ベッドで眠るジェニファーの足元で愛犬のトムが丸くなっている。シャワーを浴びてオレンジを3つカットして絞り喉を潤す。コーヒーマシーンをセットしているとジェニファーも起きてきた。朝の慌ただしい時間ではゆっくりと話すことが出来ない。意を決し今日の夜ジェニファーに考えを話すことにしよう。

「今日の夜はチャイナタウンで食事しない?」と誘うベン。「そしたら少し早めに私が帰ってきてトムのご飯をあげてから行くから7時でどう?」。チャイナタウンなら畏まった感じにならないから、大事な話ほどこんなフランクな店を選ぶことにしていた。

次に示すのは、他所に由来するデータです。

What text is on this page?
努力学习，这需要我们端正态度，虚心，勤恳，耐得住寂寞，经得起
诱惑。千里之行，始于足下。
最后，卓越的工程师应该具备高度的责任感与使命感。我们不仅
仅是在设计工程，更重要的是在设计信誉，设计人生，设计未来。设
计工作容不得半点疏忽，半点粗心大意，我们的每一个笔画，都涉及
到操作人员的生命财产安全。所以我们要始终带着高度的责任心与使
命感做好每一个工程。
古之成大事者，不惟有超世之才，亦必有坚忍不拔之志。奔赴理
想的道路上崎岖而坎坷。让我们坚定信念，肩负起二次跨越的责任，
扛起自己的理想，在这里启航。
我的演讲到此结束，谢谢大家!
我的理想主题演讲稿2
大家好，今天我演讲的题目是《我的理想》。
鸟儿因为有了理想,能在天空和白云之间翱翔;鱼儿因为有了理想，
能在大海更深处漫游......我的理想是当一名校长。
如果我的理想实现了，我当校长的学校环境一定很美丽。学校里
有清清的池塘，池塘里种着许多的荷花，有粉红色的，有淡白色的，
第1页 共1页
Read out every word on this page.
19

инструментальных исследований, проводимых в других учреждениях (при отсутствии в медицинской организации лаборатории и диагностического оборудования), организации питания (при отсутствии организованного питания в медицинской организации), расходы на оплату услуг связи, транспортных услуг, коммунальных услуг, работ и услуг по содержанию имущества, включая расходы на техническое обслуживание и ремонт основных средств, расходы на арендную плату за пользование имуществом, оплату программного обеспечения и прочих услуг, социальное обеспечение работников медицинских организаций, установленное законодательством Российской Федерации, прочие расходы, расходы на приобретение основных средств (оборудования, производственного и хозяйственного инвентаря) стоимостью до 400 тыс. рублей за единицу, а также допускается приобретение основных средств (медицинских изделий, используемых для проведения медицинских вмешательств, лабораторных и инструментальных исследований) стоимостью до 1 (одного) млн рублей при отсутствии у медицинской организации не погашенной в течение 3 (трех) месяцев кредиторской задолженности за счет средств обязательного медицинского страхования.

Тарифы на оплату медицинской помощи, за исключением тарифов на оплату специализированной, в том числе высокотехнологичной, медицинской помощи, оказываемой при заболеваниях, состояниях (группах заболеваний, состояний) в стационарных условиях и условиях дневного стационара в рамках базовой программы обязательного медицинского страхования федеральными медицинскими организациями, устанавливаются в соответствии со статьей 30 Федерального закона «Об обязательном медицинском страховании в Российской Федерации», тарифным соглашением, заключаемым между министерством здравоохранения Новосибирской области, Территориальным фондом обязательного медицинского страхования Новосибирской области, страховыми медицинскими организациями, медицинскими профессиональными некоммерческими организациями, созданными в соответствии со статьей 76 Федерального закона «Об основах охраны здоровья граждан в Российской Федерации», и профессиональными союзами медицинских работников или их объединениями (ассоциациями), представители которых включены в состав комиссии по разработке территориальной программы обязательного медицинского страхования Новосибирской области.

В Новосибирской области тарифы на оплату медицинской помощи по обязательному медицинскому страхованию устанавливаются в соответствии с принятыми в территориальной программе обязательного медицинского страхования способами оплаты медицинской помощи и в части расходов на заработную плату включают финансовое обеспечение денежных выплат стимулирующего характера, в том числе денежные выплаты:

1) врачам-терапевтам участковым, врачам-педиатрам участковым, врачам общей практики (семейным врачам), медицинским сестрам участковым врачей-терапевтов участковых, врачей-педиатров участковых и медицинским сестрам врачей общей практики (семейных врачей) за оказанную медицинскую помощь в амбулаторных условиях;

仕事から戻ったジェニファーは、トムにお気入りのフードをあげるとチャイナタウンに向かうために着替えることに。
最近買ったばかりのブラックレザーのパンツに着替える。90年代のスーパーモデル、クリスティー・ターリントンがいかにも着ていそうな感じだから「クリスティパンツ」と呼んでいる。デニムのスリムカットオフのようなデザインで毎日穿けそうなレザーパンツに、まとめ買いしたロンTを着る。ロンTって本当に便利でTシャツ以上に活躍する気がするから何枚でも欲しくなる。この合わせがオフの時のお気に入り。それにちょっとブリティッシュな「メイフェアコート」というテントラインのコートを羽織る。ライナーが取り外せるから長い期間着られて便利なコート。ポケットが多いから財布やケータイや鍵など手ぶらで歩けることも気に入っていた。

財布も手ぶらの時はLittle One Vintageのコイン&カードケースがこの上なく重宝していた。
以前Prelovedで購入したブラックのヴィンテージコンバースのハイカットを合わせたら、さぁ出発。

何気ないいつものチャイナタウンのディナーで、ベンの気持ちを聞いてジェニファーは二人の将来を真剣に考えてくれていることが心底嬉しくてたまらなかった。ここまで考えているベンに対しジェニファーは結婚式の話をするのはもう少しだけ先にして、テーブルに運ばれた熱々の小籠包を頬張ることにした。